Eb = (2 * int_size) + (long_size * bitmap_count) = 8 + 8 * ((Ni % 64) + 1)

bitmap encoding is more efficient than standard if:

Nn * 4 > Eb

Nn > 2 + 2*((Ni % 64) + 1)



The Array encoding space calculation.

Ea = (2* int_size) + (int_size * Ne) = 8 + 4*Ne

array encoding more efficient than standard if:

Nn * 4 > Ea

Nn > 2 + Ne



Array encoding is more efficient than Bitmap encoding if

Ea < Eb

8 + 4*Ne < 8 +8 * ((Ni % 64)+1)

4*Ne < 8 * ((Ni % 64)+1)

Ne < 2*((Ni % 64)+1)



Total space for encoded data

Ea + Ne*item_size

or

Eb + Ne*item_size



Total space for unencoded data = (Ni * 4) + Ne*item_size

New or Changed Public Interfaces

No changes to public interfaces.

Compatibility, Deprecation, and Migration Plan

  • There should be no impact to existing users.

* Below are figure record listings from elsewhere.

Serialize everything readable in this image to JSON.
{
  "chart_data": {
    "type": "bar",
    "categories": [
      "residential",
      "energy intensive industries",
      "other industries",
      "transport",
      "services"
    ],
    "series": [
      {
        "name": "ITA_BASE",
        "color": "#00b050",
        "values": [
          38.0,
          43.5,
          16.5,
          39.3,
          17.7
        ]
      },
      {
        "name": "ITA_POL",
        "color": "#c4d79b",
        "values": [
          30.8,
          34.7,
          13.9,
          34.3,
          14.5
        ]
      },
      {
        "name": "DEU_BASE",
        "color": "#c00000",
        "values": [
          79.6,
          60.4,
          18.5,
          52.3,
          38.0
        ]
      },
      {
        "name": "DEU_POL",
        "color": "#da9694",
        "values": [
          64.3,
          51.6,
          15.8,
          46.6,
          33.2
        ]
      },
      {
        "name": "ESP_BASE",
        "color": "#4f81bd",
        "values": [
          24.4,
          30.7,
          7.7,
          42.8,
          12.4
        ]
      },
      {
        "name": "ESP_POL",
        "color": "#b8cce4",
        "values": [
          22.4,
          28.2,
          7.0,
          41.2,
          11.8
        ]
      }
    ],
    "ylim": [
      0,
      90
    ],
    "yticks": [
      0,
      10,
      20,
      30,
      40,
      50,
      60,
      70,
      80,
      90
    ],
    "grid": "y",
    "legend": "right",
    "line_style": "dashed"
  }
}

  • New system will read older serialized data properly

  • Older systems will not read newly serialized sparse data properly.

  • Older behaviour will continue for non-sparse collections.

Test Plan

  • Unit tests will be implemented to verify that the system works both with big endian and little endian byte buffers.
  • Test should also verify that the encodings are only applied when they will result in preserving space.

Rejected Alternatives

  • Using the top 3 high order bits of the length integer for the encoding flags. This would still yield a reasonable upper limit on the size but the use of a the entire byte provides the ability to implement more encodings without impacting the limit.

  • Using the high order byte as a flag byte. This would require different processes for big-endian vs little-endian systems.